Mozart fell seriously ill around November 20, and continued work on the Mass even on December 4, when (according to an 1825 account by his sister-in-law) he supervised a small-scale read-through at which his former pupil, Franz Xaver Süssmayr, was present. Mozart died on December 5, 1791, before the Requiem was complete. Seeking the balance of the fee, Constanze first enlisted another former pupil, Joseph Eybler, to complete the work. He gave up, and the task eventually reached Süssmayr, who orchestrated the Kyrie and completed the Lacrimosa. He later claimed to have composed the Sanctus, Benedictus, and Agnus Dei, although that has been disputed; still, there is no extant autograph material for those sections.
The overall work — sometimes doleful (as with the low woodwinds’ opening bars), sometimes unswervingly dramatic — has enjoyed long life in both concert halls and popular culture.
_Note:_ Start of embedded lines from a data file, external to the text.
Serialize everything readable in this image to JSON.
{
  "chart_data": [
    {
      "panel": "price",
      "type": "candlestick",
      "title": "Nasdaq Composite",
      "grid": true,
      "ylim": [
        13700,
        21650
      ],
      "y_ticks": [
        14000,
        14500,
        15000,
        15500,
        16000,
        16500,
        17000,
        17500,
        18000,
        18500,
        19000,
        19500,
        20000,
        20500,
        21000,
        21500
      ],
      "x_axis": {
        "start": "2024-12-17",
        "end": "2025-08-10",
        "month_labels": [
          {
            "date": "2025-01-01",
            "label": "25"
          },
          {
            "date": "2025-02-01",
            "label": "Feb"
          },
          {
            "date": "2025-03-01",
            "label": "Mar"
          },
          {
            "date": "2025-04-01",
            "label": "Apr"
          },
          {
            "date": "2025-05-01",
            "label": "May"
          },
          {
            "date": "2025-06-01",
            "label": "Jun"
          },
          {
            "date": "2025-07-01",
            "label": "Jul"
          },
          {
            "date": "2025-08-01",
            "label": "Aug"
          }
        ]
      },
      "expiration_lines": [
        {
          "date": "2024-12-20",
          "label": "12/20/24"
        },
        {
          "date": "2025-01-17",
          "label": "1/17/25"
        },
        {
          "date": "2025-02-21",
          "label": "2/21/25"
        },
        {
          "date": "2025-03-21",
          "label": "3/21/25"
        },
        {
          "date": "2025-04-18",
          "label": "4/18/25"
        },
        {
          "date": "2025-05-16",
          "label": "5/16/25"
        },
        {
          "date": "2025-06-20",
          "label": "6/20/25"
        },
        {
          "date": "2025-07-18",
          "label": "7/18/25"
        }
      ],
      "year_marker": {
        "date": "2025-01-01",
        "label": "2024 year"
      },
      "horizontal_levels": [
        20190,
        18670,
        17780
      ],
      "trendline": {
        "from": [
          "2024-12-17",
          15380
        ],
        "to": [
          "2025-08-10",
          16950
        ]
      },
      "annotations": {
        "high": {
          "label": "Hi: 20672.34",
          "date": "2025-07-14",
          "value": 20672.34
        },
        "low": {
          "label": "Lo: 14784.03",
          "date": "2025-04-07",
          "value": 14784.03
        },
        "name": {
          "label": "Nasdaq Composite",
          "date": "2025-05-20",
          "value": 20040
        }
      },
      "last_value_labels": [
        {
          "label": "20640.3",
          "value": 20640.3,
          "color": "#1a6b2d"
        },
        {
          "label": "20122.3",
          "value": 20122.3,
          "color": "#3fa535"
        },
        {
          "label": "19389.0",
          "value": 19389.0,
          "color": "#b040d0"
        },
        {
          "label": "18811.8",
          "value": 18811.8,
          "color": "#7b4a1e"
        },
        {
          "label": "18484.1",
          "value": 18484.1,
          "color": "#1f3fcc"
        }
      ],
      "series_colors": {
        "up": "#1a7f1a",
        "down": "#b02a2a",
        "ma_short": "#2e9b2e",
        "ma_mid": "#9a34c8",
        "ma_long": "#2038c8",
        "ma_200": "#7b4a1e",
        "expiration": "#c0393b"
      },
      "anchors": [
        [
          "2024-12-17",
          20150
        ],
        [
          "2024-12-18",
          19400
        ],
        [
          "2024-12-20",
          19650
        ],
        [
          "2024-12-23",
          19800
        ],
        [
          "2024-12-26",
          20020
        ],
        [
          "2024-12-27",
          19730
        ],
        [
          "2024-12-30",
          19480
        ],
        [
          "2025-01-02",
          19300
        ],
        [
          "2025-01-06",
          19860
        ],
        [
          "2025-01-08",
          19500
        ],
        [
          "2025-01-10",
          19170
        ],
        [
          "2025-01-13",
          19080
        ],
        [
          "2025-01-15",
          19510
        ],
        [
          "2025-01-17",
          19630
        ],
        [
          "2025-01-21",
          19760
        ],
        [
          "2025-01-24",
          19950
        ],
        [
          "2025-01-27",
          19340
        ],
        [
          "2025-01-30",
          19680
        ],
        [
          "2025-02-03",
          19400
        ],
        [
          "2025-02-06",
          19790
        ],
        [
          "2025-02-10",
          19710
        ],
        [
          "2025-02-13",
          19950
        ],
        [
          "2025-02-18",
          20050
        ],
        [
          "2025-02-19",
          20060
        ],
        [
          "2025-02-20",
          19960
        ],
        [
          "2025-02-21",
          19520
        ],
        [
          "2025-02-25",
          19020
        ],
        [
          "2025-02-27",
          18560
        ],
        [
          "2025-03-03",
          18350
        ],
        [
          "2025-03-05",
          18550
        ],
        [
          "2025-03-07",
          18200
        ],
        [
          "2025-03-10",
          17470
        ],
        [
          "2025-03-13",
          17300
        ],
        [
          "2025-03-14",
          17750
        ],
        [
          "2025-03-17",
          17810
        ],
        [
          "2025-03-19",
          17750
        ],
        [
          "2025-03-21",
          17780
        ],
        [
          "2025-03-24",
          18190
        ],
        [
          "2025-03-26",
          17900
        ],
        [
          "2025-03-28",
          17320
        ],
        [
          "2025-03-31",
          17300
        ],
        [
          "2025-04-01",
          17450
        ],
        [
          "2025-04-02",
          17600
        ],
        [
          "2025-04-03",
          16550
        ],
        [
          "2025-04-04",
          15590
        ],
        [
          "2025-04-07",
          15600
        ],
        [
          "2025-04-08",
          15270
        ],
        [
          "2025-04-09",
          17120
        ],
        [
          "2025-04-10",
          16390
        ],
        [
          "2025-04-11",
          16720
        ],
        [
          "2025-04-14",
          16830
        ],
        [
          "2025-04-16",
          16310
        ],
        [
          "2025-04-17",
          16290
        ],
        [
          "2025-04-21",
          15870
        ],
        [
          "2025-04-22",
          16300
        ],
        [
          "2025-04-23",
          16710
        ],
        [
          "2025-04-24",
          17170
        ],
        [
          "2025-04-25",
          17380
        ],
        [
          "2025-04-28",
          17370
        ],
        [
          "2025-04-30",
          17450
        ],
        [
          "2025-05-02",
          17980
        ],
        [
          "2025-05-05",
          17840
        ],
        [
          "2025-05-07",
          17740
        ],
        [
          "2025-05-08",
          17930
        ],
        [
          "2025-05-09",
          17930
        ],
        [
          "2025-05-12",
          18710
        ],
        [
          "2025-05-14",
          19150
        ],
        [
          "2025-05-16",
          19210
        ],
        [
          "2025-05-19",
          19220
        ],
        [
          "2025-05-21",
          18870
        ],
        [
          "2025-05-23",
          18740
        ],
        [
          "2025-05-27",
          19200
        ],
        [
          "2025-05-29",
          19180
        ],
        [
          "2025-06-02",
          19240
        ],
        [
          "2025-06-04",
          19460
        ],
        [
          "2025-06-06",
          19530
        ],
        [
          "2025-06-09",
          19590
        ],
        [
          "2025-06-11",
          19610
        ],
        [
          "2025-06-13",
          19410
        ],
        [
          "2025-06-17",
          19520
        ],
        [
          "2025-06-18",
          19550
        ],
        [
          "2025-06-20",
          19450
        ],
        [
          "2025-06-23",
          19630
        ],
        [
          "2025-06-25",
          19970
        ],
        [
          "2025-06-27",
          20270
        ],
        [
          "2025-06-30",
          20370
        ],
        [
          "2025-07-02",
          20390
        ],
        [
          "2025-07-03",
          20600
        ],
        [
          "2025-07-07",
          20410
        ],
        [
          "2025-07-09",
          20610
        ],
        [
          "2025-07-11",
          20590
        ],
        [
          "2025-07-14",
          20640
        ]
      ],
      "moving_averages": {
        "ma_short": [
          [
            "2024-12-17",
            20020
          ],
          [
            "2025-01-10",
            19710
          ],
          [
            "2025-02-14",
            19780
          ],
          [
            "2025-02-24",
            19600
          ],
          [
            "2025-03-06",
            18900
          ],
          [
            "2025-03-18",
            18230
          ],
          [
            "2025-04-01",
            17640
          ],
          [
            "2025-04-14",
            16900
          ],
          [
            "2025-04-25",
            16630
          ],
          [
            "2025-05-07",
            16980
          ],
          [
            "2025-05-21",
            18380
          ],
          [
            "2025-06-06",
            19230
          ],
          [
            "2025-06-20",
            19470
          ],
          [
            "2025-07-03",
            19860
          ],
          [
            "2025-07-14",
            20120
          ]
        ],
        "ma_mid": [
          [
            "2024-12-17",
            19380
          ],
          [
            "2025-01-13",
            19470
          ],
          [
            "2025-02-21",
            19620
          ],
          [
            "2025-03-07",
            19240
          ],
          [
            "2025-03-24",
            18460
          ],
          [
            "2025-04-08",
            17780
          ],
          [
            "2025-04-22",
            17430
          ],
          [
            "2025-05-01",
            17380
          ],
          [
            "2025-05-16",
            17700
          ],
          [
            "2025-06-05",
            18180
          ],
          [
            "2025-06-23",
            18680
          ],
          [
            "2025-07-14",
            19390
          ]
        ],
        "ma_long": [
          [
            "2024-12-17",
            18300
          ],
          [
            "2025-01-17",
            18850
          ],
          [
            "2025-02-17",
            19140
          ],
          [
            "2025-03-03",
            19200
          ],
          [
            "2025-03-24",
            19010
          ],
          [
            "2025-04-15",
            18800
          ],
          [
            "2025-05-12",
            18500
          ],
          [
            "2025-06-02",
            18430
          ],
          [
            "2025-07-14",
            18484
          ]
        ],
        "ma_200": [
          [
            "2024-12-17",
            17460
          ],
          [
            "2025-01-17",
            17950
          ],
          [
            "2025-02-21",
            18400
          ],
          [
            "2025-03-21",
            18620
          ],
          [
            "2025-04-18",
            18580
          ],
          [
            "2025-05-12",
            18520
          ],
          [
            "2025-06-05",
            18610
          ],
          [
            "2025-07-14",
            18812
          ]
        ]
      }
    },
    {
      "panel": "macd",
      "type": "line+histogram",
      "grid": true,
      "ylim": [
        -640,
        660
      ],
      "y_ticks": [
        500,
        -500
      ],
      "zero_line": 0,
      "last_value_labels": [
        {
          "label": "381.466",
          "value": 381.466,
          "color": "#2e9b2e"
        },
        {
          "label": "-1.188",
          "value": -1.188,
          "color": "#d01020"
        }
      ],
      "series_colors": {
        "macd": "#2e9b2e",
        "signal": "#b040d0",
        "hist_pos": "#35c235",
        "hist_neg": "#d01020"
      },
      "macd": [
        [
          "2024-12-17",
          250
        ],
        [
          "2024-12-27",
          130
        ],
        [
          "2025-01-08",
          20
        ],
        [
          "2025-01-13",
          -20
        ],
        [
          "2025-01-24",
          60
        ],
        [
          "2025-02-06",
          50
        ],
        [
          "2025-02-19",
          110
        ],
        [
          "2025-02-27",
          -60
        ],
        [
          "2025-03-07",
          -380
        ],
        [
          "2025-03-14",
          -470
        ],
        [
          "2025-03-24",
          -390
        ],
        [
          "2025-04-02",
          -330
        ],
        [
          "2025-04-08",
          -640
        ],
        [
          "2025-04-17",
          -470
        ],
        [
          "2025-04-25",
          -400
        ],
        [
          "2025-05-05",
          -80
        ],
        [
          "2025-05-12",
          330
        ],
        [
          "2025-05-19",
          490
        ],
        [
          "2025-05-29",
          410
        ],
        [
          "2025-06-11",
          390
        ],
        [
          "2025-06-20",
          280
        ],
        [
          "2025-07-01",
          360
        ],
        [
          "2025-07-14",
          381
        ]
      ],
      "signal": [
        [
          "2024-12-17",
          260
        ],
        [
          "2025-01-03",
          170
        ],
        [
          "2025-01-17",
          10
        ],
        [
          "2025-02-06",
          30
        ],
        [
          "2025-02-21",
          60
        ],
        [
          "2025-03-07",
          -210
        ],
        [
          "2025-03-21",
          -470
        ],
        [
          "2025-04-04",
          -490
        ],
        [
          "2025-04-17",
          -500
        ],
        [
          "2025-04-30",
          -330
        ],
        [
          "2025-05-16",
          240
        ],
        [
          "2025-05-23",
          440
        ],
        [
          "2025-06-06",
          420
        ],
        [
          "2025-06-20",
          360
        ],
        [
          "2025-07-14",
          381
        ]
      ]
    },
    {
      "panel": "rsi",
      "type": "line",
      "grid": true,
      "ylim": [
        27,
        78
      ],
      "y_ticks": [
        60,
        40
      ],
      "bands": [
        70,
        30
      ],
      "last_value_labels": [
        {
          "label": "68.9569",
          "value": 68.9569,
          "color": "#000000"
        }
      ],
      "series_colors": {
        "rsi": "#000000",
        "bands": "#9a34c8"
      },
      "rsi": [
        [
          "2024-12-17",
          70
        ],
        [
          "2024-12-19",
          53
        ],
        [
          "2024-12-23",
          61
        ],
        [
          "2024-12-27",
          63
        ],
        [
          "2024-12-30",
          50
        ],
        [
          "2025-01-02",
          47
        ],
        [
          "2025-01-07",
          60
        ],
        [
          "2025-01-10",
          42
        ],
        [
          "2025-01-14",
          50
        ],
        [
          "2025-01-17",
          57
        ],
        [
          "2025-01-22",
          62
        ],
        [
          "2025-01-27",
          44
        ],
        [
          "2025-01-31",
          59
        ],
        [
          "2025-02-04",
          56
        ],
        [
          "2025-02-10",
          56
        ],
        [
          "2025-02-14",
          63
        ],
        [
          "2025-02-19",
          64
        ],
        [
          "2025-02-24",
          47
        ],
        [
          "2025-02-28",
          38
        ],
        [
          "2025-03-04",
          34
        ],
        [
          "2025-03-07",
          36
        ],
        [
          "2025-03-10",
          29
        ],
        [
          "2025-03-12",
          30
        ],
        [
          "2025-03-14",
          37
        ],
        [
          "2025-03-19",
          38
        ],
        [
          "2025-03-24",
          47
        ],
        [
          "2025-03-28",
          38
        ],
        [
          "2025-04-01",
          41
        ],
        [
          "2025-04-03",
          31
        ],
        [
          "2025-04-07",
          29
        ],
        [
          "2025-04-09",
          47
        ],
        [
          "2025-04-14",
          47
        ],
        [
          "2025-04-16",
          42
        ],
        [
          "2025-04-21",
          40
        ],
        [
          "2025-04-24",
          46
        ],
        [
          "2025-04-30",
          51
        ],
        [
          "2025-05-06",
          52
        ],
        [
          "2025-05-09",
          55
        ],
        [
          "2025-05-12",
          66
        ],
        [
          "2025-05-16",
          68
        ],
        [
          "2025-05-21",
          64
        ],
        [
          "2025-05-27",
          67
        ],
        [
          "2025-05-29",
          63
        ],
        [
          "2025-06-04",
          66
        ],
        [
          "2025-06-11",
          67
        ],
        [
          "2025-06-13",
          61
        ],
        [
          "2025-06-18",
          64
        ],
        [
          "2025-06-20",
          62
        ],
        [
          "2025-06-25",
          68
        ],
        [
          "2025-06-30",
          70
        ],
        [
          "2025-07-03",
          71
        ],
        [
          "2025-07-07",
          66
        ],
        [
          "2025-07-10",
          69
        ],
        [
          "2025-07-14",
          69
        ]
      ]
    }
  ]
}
Excerpts from the Lacrimosa appear in The Crown (Netflix) and Peaky Blinders (BBC), and in the cult classic film, The Big Lebowski. Stanley Kubrick used the Rex tremendae in Eyes Wide Shut, and the Dies irae drives the action in X-Men 2, when a bad-guy mutant attacks the White House. This writer heard Requiem excerpts repeatedly in car commercials aired during baseball games last summer. And the fictional scenes of Mozart dictating the work to his rival, Antonio Salieri, in the film Amadeus are so captivating as to seem a true telling.
Mozart may well have described plans with various levels of detail for finishing the work — and Constanze reported that Süssmayr had gathered scraps of paper from Mozart’s desk — though such notes have not survived. What is sure is that in the Requiem can be heard the last plaintive notes of the composer’s incandescent, all-too short life.